Велнесс (страница 24)

Страница 24

– Не переживай. Это у всех так. Ты ни в чем не виновата. Ты просто пользуешься технологией, которая уже устарела, вышла из строя и, может, даже вредна в том смысле, что заставляет людей чувствовать себя лицемерами и неудачниками. Я к тому, что неслучайно брак на протяжении большей части истории не имел ничего общего с романтикой, сексом или любовью. Ты когда-нибудь задумывалась, почему много сотен лет нормой, на секундочку, считались браки по расчету?

– Из-за патриархата?

– Да, но не только. Все потому, что влюбленность – чувство сильное, но мимолетное. А брак должен быть надежным, долговечным, жизнеспособным. Поэтому на протяжении всей истории люди считали, что слишком много романтики в браке – это опасно.

– Значит, пусть решают родители.

– Именно. Люди из-за ЭНО какой только херни не творят. О рациональности говорить не приходится. Ты знаешь, что такое асцидия?

– Асцидия? Нет.

– Это беспозвоночное, плавающее по океану в поисках коралла, к которому можно прикрепиться. Как только оно видит подходящий, то пристраивается к нему и съедает собственный мозг.

– Кажется, это сейчас была метафора.

– Когда асцидия находит себе безопасное место, ей больше не нужно думать. Люди тоже так поступают, когда находят свою половинку.

– Ну спасибо.

– Так ведь Платон говорил то же самое: романтическая любовь иррациональна и непостоянна. Платон считал, что самый крепкий вид любви – это любовь, больше похожая на дружбу, более…

– Платоническая?

– Точно. Поэтому лучше не смешивать такую недолговечную вещь, как романтические отношения, с такой постоянной, как брак. А учитывая нашу статистику разводов, Платон дело говорил. Половина всех браков заканчивается неудачно, а еще четверть сохраняется только ради детей. Ты знала, что семьдесят процентов людей в браке ходят налево?

– Нет.

– Это просто катастрофа. А причина в том, что мы ждем от брака слишком многого. «Пока смерть не разлучит нас» и все такое. Никогда не думать о других? Да это ж, блин, невозможно! Но люди считают, что это я сумасшедшая. И я понимаю. Я же вижу, как на меня смотрят. Я знаю, что меня не приглашают на эти игровые встречи. Но, как по мне, мы с мужем на самом деле поступаем довольно-таки консервативно. Мы пытаемся сохранить стабильность, сохранить семью, спасти брак, не взваливая на него слишком много.

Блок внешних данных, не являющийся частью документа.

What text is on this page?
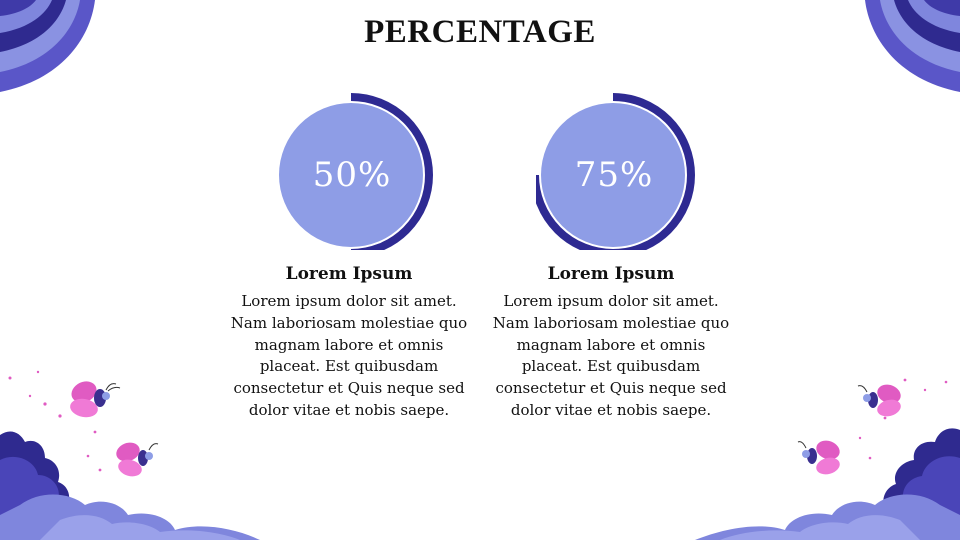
PERCENTAGE
50%
Lorem Ipsum
Lorem ipsum dolor sit amet. Nam laboriosam molestiae quo magnam labore et omnis placeat. Est quibusdam consectetur et Quis neque sed dolor vitae et nobis saepe.
75%
Lorem Ipsum
Lorem ipsum dolor sit amet. Nam laboriosam molestiae quo magnam labore et omnis placeat. Est quibusdam consectetur et Quis neque sed dolor vitae et nobis saepe.
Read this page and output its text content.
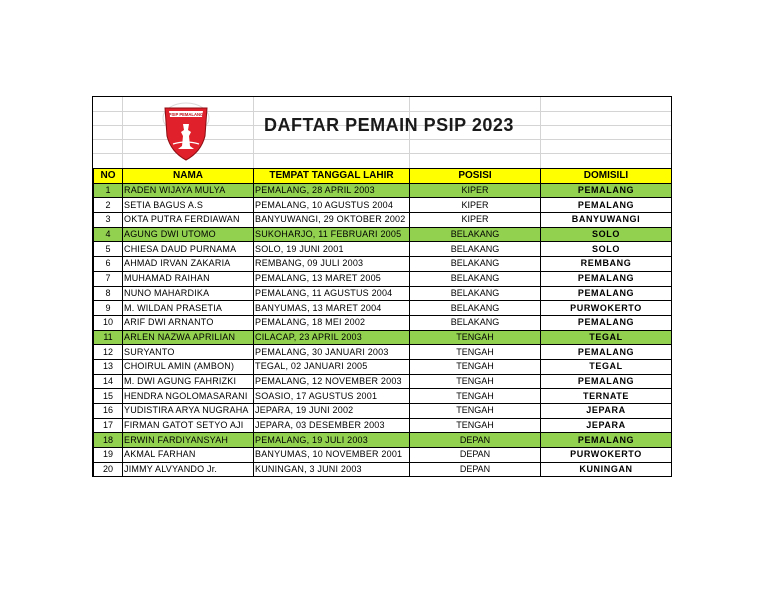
PSIP PEMALANG
DAFTAR PEMAIN PSIP 2023
NO	NAMA	TEMPAT TANGGAL LAHIR	POSISI	DOMISILI
1	RADEN WIJAYA MULYA	PEMALANG, 28 APRIL 2003	KIPER	PEMALANG
2	SETIA BAGUS A.S	PEMALANG, 10 AGUSTUS 2004	KIPER	PEMALANG
3	OKTA PUTRA FERDIAWAN	BANYUWANGI, 29 OKTOBER 2002	KIPER	BANYUWANGI
4	AGUNG DWI UTOMO	SUKOHARJO, 11 FEBRUARI 2005	BELAKANG	SOLO
5	CHIESA DAUD PURNAMA	SOLO, 19 JUNI 2001	BELAKANG	SOLO
6	AHMAD IRVAN ZAKARIA	REMBANG, 09 JULI 2003	BELAKANG	REMBANG
7	MUHAMAD RAIHAN	PEMALANG, 13 MARET 2005	BELAKANG	PEMALANG
8	NUNO MAHARDIKA	PEMALANG, 11 AGUSTUS 2004	BELAKANG	PEMALANG
9	M. WILDAN PRASETIA	BANYUMAS, 13 MARET 2004	BELAKANG	PURWOKERTO
10	ARIF DWI ARNANTO	PEMALANG, 18 MEI 2002	BELAKANG	PEMALANG
11	ARLEN NAZWA APRILIAN	CILACAP, 23 APRIL 2003	TENGAH	TEGAL
12	SURYANTO	PEMALANG, 30 JANUARI 2003	TENGAH	PEMALANG
13	CHOIRUL AMIN (AMBON)	TEGAL, 02 JANUARI 2005	TENGAH	TEGAL
14	M. DWI AGUNG FAHRIZKI	PEMALANG, 12 NOVEMBER 2003	TENGAH	PEMALANG
15	HENDRA NGOLOMASARANI	SOASIO, 17 AGUSTUS 2001	TENGAH	TERNATE
16	YUDISTIRA ARYA NUGRAHA	JEPARA, 19 JUNI 2002	TENGAH	JEPARA
17	FIRMAN GATOT SETYO AJI	JEPARA, 03 DESEMBER 2003	TENGAH	JEPARA
18	ERWIN FARDIYANSYAH	PEMALANG, 19 JULI 2003	DEPAN	PEMALANG
19	AKMAL FARHAN	BANYUMAS, 10 NOVEMBER 2001	DEPAN	PURWOKERTO
20	JIMMY ALVYANDO Jr.	KUNINGAN, 3 JUNI 2003	DEPAN	KUNINGAN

– Но зачем вы тогда вообще поженились? Если ты так против брака?

– Потому что в человеке живут два разных стремления: потребность в новизне и потребность в стабильности. Это постоянная борьба противоположностей. Когда у меня слишком много случайных партнеров, мне хочется стабильности. Когда я слишком много вечеров провожу лежа на диване, мне хочется новизны. Главное тут – соблюдать баланс.

– А в нормальном браке это невозможно?

– Так называемый «нормальный» моногамный брак придуман не для таких людей, как мы с тобой. Он придуман для совсем других пользователей. Моногамия существует только для того, чтобы удовлетворить самых никчемных, жалких, убогих и никому не нужных мужиков.

– Ого. Ничего себе.

– Сама посуди. Патриархат и капитализм без моногамии нестабильны. Капитализм обеспечивает все большую концентрацию богатства, а патриархат гарантирует, что оно будет сосредоточено в руках мужчин. Эта система стимулирует женщин выходить замуж за тех, кто повлиятельнее и постарше, и если не будет моногамии, чтобы уравнять шансы, у вас просто появятся толпы молодых людей, неспособных найти себе жен. А, как мы все знаем, для общества нет ничего хуже, чем лузер, которому никто не дает. Поэтому и пришлось вводить моногамию как своего рода системный патч.

– Об этом я никогда не задумывалась.

– Брак – это технология. И если одни технологии расширяют человеческие возможности, то другие их ограничивают. Рычаг расширяет, а замок ограничивает. И все, чего я хочу, – это превратить брак из замка в рычаг. Я хочу, чтобы у меня была опция время от времени переживать романтические увлечения, не чувствуя себя плохой женой.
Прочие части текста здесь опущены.